BPI kritisiert GKV-Spargesetz scharf

von | Mai 13, 2026 | Forschung, Gesundheit, Politik

Der Bundesverband der Pharmazeutischen Industrie (BPI) hat das geplante GKV-Beitragssatzstabilisierungsgesetz scharf kritisiert. Der BPI-Vorsitzende Oliver Kirst bezeichnete die Reform als verpasste Chance, mehr Gerechtigkeit herzustellen und ein positives Signal für eine echte Strukturreform des Gesundheitssystems zu setzen.

Kirst forderte, die versicherungsfremden Leistungen – insbesondere die Finanzierung der Krankenversicherungsbeiträge für Bürgergeldbeziehende in Höhe von rund zwölf Milliarden Euro – künftig aus dem Bundeshaushalt zu übernehmen.

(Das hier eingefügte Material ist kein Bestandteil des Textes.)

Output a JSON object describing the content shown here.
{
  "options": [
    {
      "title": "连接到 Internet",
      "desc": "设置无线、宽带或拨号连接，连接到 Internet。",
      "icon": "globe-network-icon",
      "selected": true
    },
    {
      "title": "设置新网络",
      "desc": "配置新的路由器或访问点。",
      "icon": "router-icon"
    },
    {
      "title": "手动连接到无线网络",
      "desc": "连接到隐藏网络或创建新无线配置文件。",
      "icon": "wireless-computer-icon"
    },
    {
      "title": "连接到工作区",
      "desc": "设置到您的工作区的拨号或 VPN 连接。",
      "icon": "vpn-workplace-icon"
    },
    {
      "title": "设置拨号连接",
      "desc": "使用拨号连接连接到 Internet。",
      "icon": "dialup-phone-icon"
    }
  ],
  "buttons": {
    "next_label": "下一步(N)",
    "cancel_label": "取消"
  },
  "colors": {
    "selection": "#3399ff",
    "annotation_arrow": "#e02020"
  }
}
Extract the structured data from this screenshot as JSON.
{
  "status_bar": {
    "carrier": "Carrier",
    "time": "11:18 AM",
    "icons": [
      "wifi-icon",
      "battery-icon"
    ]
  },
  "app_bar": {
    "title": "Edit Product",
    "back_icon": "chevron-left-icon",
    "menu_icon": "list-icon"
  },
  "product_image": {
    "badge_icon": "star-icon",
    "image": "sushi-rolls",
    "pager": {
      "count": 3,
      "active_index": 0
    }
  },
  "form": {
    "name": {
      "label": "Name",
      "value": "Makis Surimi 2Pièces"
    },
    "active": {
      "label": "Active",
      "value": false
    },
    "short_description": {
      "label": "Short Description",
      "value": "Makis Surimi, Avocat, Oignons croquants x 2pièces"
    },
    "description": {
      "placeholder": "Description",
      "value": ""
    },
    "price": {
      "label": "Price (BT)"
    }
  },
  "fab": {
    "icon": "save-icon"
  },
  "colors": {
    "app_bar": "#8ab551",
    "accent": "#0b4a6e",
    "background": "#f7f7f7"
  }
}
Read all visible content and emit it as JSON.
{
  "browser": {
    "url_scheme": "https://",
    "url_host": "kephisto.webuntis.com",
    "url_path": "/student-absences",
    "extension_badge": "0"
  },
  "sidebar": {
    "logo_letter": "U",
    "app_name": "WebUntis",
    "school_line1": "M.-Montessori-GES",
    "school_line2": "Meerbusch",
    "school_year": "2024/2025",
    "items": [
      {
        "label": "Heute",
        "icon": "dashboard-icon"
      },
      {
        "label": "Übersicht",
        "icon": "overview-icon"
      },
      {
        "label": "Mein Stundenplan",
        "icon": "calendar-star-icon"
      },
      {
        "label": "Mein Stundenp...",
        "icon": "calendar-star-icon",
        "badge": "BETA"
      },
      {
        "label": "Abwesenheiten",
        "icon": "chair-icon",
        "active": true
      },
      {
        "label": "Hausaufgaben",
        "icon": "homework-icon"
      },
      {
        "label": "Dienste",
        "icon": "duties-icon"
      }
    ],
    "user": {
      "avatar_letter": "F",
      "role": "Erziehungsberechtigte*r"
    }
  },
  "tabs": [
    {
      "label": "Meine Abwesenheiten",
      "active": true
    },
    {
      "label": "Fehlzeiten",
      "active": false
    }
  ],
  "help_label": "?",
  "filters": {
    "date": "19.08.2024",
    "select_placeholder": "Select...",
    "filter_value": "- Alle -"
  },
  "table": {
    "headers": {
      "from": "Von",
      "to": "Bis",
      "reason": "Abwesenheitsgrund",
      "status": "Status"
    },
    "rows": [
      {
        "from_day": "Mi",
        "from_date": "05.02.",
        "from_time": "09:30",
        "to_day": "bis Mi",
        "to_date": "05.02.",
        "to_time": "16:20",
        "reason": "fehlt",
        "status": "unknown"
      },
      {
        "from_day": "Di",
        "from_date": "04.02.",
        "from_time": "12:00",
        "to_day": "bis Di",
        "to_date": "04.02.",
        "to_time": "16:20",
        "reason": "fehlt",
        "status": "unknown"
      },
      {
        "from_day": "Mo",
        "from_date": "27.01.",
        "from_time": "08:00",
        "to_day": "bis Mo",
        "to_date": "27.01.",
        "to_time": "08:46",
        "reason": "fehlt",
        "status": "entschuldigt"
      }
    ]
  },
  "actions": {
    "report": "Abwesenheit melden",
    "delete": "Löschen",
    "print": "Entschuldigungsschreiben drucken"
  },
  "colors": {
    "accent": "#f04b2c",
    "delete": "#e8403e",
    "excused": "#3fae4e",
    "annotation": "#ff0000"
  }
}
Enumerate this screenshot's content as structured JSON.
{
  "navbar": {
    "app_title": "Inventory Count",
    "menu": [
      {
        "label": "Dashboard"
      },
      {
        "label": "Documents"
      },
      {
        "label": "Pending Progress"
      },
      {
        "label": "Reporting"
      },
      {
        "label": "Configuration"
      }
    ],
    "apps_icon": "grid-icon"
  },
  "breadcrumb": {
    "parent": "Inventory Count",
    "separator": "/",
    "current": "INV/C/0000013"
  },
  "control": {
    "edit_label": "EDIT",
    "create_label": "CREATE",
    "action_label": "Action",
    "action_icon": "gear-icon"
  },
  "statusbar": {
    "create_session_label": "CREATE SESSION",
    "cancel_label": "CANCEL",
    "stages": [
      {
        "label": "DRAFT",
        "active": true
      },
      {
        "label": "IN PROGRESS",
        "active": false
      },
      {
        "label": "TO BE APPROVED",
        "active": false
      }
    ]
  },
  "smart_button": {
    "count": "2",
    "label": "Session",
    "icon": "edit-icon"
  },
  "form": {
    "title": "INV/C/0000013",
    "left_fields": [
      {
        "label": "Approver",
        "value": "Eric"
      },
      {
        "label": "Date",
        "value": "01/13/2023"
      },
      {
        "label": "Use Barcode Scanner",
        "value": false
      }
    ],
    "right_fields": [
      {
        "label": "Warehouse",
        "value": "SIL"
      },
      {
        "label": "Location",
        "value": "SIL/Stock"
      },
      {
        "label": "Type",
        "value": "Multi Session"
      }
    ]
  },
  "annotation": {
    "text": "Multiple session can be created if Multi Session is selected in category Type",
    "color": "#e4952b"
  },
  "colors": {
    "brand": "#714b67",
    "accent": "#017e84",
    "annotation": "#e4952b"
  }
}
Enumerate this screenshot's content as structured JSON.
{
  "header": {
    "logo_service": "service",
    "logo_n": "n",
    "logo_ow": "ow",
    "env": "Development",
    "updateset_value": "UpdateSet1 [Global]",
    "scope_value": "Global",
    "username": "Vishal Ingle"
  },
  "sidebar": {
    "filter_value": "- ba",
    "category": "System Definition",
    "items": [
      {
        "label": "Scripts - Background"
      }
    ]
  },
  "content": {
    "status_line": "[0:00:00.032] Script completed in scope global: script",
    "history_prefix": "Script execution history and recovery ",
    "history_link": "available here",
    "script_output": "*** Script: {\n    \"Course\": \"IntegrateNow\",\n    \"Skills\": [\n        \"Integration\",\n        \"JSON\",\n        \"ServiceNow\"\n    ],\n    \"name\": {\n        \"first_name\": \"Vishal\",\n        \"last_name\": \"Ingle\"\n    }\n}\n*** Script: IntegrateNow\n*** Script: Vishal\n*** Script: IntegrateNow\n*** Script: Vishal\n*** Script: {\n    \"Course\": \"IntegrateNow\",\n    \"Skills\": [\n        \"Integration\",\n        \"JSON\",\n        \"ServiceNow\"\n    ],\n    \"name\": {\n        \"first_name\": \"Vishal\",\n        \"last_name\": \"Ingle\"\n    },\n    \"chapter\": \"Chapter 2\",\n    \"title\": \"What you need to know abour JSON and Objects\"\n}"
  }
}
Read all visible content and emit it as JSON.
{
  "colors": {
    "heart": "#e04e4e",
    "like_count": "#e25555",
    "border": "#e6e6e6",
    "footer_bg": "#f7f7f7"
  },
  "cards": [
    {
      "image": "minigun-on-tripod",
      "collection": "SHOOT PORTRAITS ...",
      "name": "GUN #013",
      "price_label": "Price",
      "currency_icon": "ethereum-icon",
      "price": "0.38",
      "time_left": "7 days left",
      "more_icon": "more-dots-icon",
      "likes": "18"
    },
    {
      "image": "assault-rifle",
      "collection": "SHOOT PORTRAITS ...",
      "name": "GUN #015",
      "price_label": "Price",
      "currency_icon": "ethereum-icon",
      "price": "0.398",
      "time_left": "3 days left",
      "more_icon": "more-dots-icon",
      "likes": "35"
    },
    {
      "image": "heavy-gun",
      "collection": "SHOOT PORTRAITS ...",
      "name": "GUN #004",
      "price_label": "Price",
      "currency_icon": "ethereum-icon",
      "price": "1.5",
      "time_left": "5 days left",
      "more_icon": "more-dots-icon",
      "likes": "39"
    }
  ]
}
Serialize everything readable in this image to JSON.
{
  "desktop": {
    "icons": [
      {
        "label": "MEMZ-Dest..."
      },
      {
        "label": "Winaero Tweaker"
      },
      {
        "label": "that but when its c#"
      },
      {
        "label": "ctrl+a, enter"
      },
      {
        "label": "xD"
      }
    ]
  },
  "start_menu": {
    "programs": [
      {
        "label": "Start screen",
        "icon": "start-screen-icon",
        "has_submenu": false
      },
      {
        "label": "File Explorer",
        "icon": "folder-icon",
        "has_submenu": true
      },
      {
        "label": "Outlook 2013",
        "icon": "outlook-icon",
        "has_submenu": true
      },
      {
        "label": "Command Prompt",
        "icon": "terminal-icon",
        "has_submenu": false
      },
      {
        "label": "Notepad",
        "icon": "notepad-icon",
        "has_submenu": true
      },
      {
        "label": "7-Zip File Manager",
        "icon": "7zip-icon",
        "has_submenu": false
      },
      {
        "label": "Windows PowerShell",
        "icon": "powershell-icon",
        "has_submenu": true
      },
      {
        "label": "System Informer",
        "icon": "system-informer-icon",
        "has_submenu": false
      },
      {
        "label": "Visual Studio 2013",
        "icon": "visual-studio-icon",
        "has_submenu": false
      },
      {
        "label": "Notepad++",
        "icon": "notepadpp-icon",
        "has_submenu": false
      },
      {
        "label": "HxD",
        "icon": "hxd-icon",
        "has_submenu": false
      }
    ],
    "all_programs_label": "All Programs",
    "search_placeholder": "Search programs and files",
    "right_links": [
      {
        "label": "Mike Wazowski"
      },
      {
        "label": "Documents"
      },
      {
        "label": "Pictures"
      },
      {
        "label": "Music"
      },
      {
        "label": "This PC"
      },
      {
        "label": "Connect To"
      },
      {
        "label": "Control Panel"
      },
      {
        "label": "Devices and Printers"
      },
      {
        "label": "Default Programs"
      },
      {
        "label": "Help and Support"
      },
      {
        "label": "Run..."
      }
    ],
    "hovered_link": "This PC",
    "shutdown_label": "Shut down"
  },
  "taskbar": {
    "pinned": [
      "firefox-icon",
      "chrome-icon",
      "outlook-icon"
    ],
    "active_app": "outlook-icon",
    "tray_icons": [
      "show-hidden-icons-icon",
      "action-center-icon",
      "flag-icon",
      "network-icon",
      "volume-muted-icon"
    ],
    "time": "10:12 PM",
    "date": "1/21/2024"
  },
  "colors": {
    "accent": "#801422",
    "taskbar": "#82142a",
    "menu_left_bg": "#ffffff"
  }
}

Stattdessen würden die gesetzlich Versicherten und ihre Arbeitgeber einseitig belastet. Finanzminister Lars Klingbeil blockiere diese Lösung, obwohl er sich immer wieder für die hart arbeitende Mitte einsetze.

BPI-Hauptgeschäftsführer Dr. Kai Joachimsen erklärte, das Spargesetz gehe mit der Schrotflinte vor und treffe alle Beteiligten – außer den Bund. Die geplanten Maßnahmen würden die Versorgungsprobleme weiter verschärfen. Für die pharmazeutische Industrie bedeute die Ausweitung und Dynamisierung des Zwangsabschlags das Ende jeder Planungssicherheit. Unternehmen könnten nicht mehr kalkulieren, wie hoch die Abgabe am Ende ausfalle, was Investitionen in Forschung, Entwicklung und Arbeitsplätze gefährde.

Symbolbild. Credits: Pixabay
Symbolbild. Credits: Pixabay

Joachimsen warnte, hier werde großer Schaden für den Standort Deutschland angerichtet. Die Industrie werde entgegen dem Koalitionsvertrag nicht als Leitindustrie gestärkt, sondern weiter belastet. Die geplanten Einsparungen träfen alle – bis auf den Bund.

Der BPI appellierte an die Politik, die richtigen Entscheidungen zu treffen und eine nachhaltige Finanzierung des Gesundheitssystems sicherzustellen, statt kurzfristig zu sparen. Nur so könne das System mehr leisten und die notwendige Strukturreform angepackt werden.